As one of the few black women to have a champagne label, she was greeted with disbelief by some peers. “When I go to shows, I get asked, ‘Is this really champagne?'” she said, adding: “I just learned to block it.”

The entrepreneur, she says, has had little time to entertain skeptics. While completing her headquarters this year, Ms. Robinson debuted a line of glassware, the Anivram Dining Collection. She teams up with chocolatier Roni-Sue’s Chocolates, in lower Manhattan, to create truffles infused with various B. Stuyvesant champagnes. And she has plans to introduce a branded vending machine filled with her product.

“This has not been an easy road for me,” she said. “But if you build it, they will come. You just have to be consistent with your business practices and your goals, and it will get out of hand at some point.”

I had no one to turn to when I was working on this. I am a woman. I am black. Frankly, I didn’t trust many people because I was rejected by so many. I got so many negative comments like, “This isn’t your field. This isn’t your arena. This isn’t what you’re good at.” I just said, “Okay, I’ll just have to figure this out myself.” And that’s really what I did.

I was fired from three or four vineyards. I thought that was okay; I looked at it, this is not the right one for me. Then I met a vineyard owner and I actually liked her because she would answer all my questions. She was open to the things I wanted to do and that’s what I loved about her.

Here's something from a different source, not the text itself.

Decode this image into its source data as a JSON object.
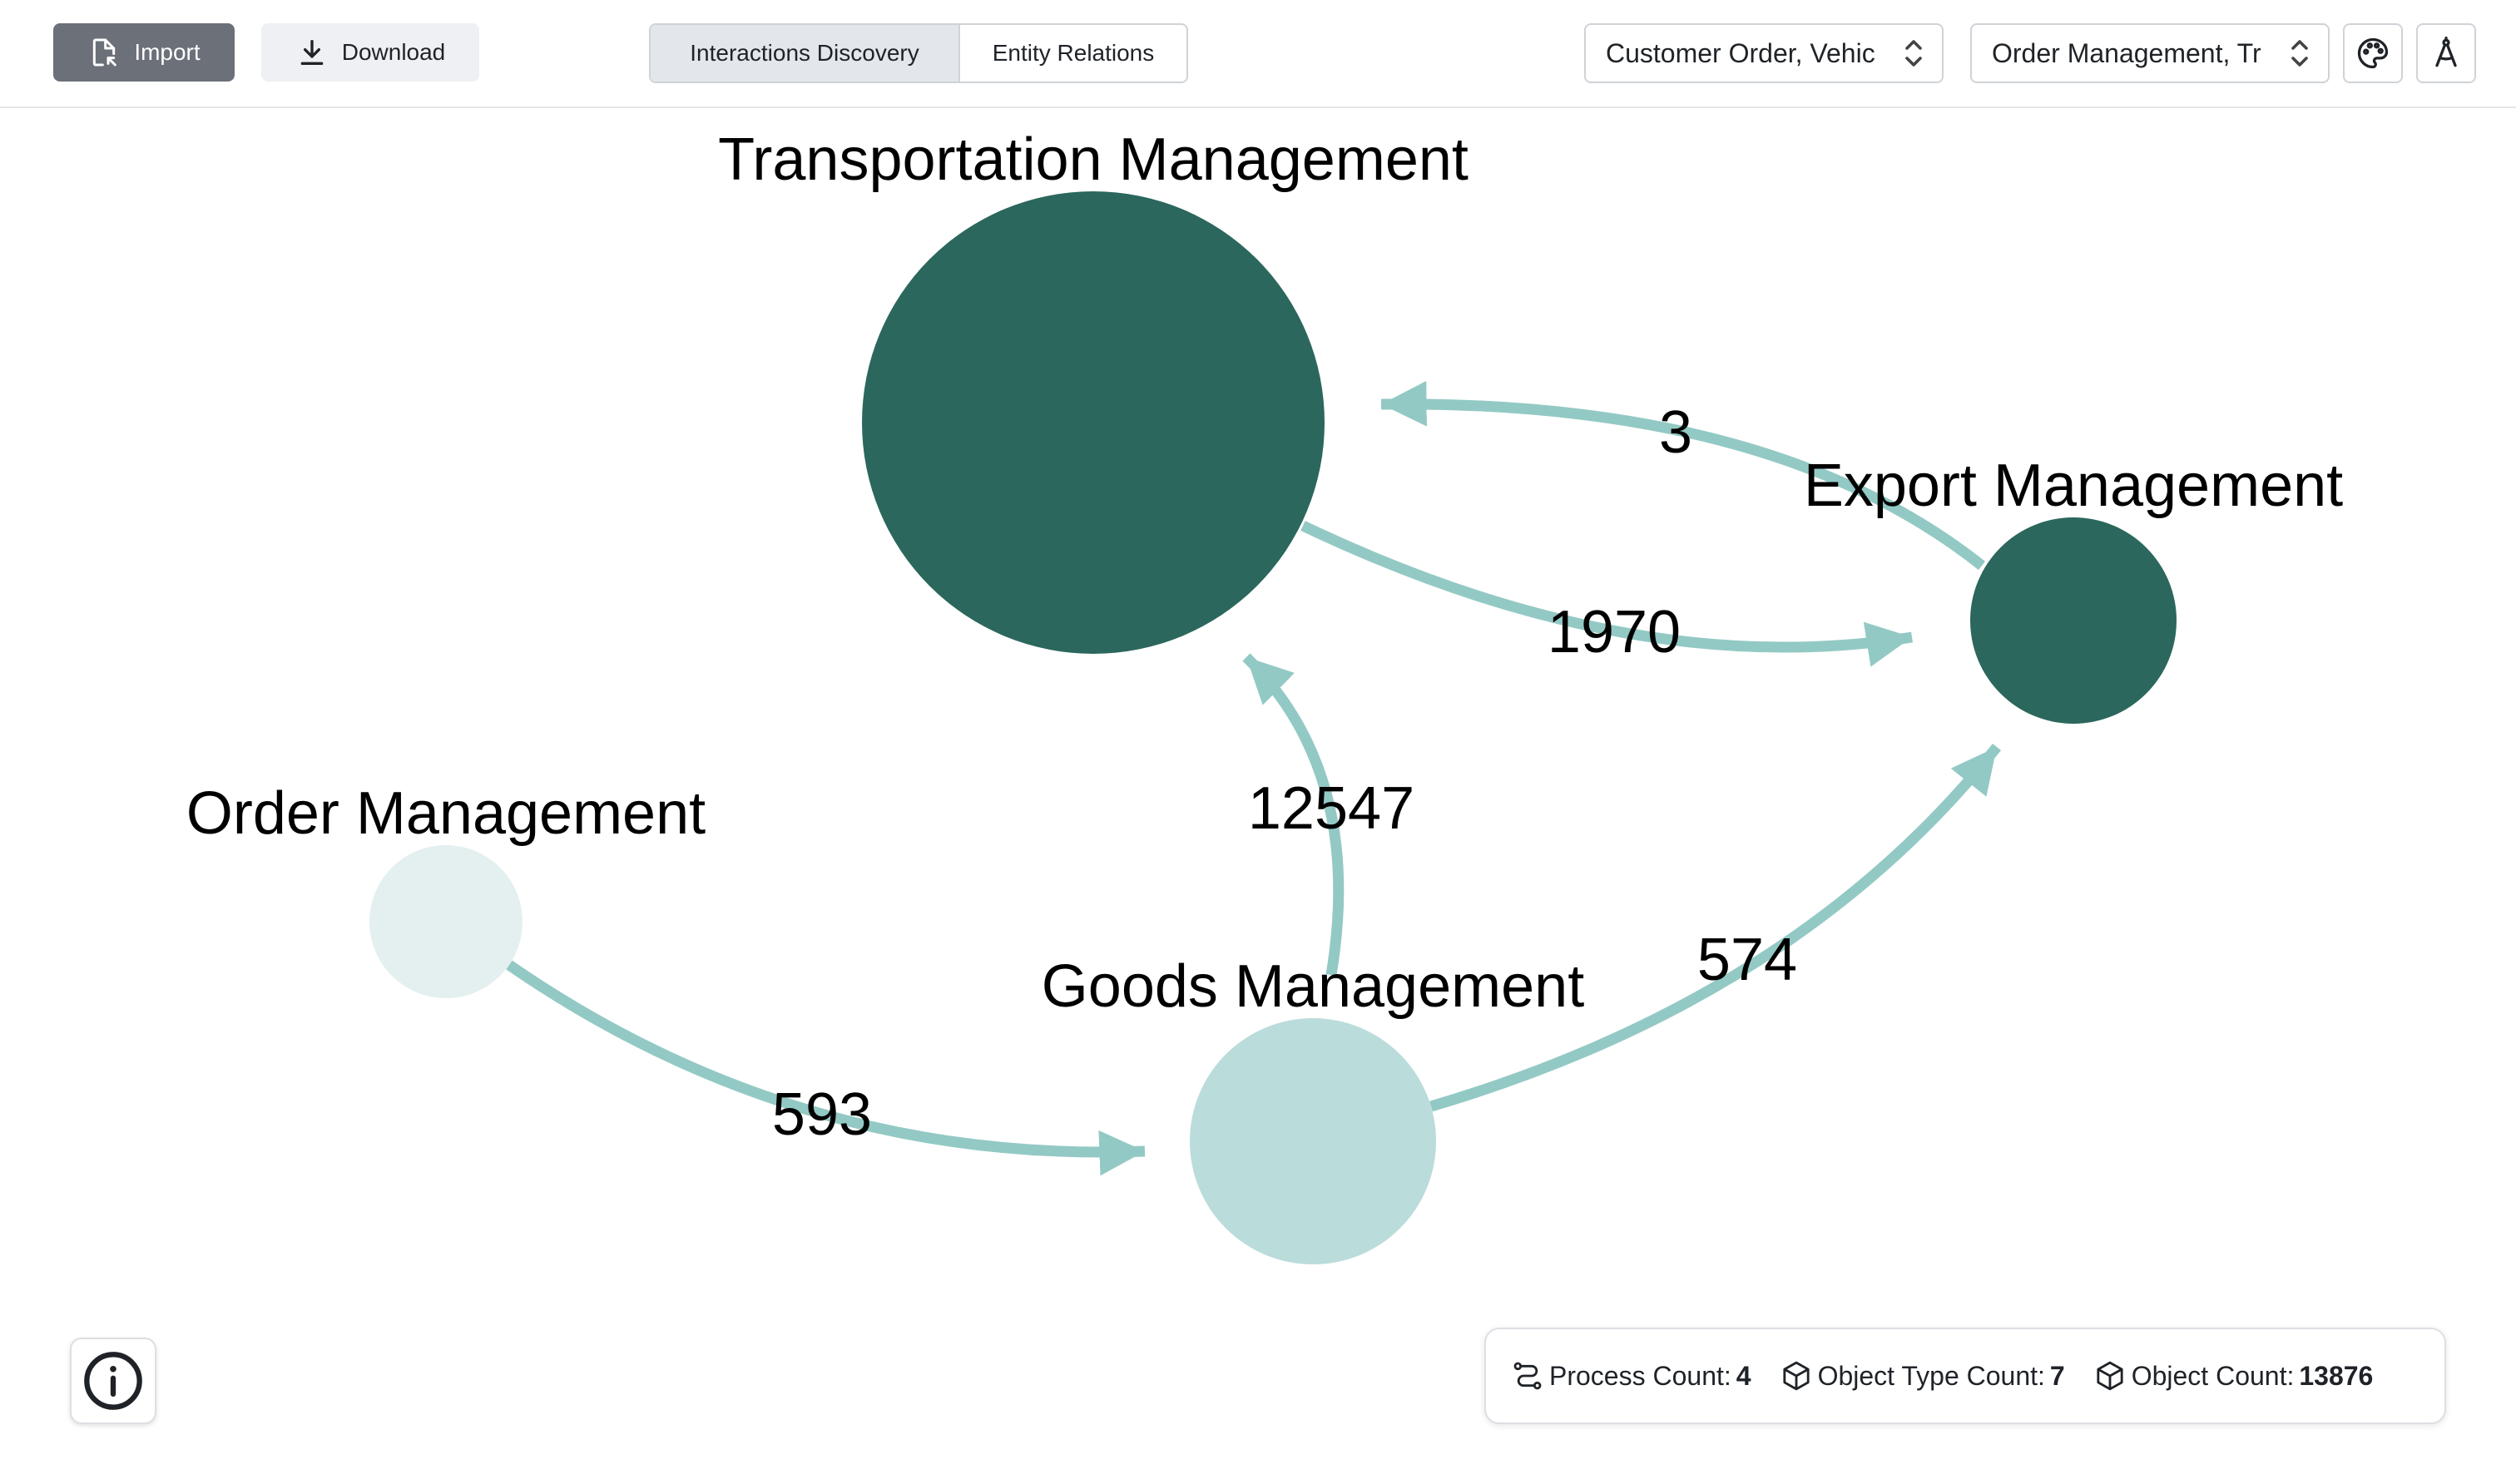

There are people who judge you by how you look. So you have to prove yourself. I will always be tested because I am not the norm. Even when retailers reach out, the first thing they say is, “Why should we buy B. Stuyvesant?” I say, “You have the opportunity to buy whatever you want.” I don’t run my brand with ‘I’m a woman’ or ‘I’m Black’. I lead with the quality of the product.

I designed it myself: the walls are navy blue, because that’s the color of the label for our grand reserve, our signature cuvée, the first cuvée I’ve moved on to. We have laid new floors. We’re at the Navy Yard, in an old building. This place looked very interesting: gray walls, not pretty. We invest time and money in space.

When people come to an event, we want it to be an experience. No two events are the same. I guide everyone through the tastings. I tell about my adventures in France, I even propose other champagnes. There are so many beautiful champagnes.

Drinking from the wrong glass will not give you the full experience. If you drink from a compartment, you lose your bubbles. The bubbles actually have aroma and enhance the taste. You should use a tulip glass or a standard white wine glass as it opens but is not too wide. It lets the champagne breathe, but it’s not too open where your cuvée heats up quickly or goes flat quickly.

I walk through this all the time. Even building this new space I was nervous. I was afraid because it is so expensive to build a beautiful space. Sometimes when things go slow, I get a little nervous, “Oh my gosh, it’s slowing down.” Every business has a cycle.

I go through those emotions. But then I watch people celebrating with the champagne, and I get excited. We had three weddings in the last two weeks asking for our champagne.

People ask us to make boxes for their guests or for the bridesmaids and groomsmen. Last year we had a New Years Eve wedding where they toasted the champagne and wanted some bigger bottles. At another wedding, each guest receives a bottle of champagne in a wooden box with their own stamp.

People think champagne is a party. You pop this bottle, you see the bubbles, the fizz, you cheer. So it goes hand in hand.

But for me it can be opened at any time. It’s a go-to drink.

We toast to B. Stuyvesant expanding fully across the United States and the world. We just enjoy that. It took us years to get to this point. And we sip glasses from the Anivram Dining Collection. In 10 years we will also toast to the NBA that B. Stuyvesant has chosen to celebrate the victory of the championship. We’re going to try that.

This interview has been lightly edited for clarity.